Le trio aime toujours autant s’amuser à brouiller les pistes rythmiques. Difficile, voire impossible de suivre les percussions du batteur qui imprime des variations de tempo aussi fréquentes que déroutantes. Les deux frontmen ne sont pas en reste et se permettent eux aussi de nombreuses facéties avec leurs instruments, jusqu’à de très longues parties qui semblent improvisées. Des moments qui leurs donnent visiblement la banane, et qui font ressentir un petit grain de folie qui m’a rendu le concert encore plus agréable que la première fois.
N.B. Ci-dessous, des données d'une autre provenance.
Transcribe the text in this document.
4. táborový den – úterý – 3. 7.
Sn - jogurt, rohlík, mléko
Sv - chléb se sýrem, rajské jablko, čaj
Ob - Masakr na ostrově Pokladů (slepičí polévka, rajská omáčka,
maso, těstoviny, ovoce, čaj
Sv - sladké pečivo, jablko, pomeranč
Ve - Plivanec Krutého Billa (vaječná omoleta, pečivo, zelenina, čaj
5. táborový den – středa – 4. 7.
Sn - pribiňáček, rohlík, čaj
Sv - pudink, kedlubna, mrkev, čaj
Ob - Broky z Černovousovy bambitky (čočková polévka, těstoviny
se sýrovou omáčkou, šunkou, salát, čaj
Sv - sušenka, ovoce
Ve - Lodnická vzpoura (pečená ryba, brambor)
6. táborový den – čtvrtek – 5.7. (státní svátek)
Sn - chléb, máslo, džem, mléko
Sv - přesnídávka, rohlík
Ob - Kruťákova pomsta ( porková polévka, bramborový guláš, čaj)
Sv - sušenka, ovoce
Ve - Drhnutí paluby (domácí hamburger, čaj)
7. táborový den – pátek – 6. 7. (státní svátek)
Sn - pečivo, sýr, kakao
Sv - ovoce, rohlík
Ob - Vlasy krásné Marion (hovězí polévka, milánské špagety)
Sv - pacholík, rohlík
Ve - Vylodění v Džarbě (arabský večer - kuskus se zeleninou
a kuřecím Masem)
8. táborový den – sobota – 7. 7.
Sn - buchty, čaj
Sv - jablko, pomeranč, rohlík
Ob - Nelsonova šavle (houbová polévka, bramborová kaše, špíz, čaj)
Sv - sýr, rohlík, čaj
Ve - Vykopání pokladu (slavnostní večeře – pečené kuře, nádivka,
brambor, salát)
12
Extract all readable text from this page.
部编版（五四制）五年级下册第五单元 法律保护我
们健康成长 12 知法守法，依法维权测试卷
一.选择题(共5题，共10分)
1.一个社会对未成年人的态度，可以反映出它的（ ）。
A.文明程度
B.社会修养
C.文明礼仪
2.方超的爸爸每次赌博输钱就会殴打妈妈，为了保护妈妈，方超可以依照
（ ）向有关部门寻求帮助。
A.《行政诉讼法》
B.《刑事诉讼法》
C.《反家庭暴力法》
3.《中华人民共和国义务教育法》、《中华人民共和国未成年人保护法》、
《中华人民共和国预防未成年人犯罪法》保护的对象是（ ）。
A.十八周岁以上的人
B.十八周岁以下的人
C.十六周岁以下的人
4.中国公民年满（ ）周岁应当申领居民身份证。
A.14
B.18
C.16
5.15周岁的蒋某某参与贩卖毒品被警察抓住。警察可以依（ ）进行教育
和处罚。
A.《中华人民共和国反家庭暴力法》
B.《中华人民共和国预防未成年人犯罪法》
Totorro, c’est LA valeur sûre.
Le groupe vient de sortir son (excellent) nouvel album, « Sofa so Good ». Dans ce dernier, pas vraiment de surprises. Un son « Totorro » identifiable dès les premières secondes. Sur scène, même combat. On sait qu’on va passer un bon moment, et c’est le cas. Les quatre bonshommes ont l’air de prendre du plaisir, et cela participe grandement au succès du spectacle. C’est quasiment 100% instrumental, pourtant une véritable connexion se créée avec le public. Tout cela grâce à un jeu de scène vraiment réussi – le groupe a disposé trois caisses sur le devant de la scène, qui permettent aux musiciens mobiles (guitares et basse) de venir se mettre en hauteur juste devant la foule.
Les morceaux étant particulièrement dansants, il est plutôt facile de se laisser aller aux mélodies du groupe. Sous couvert de math-rock on ne peut plus classique, les morceaux deviennent vite des hymnes rock qui permettent de se laisser bouger sans trop avoir à réfléchir.
Tous les classiques du groupe y passent et le public répond clairement présent. La joie d’être là est palpable des deux côtés de la scène. Et comme tout bon concert, il passe malheureusement à une vitesse folle.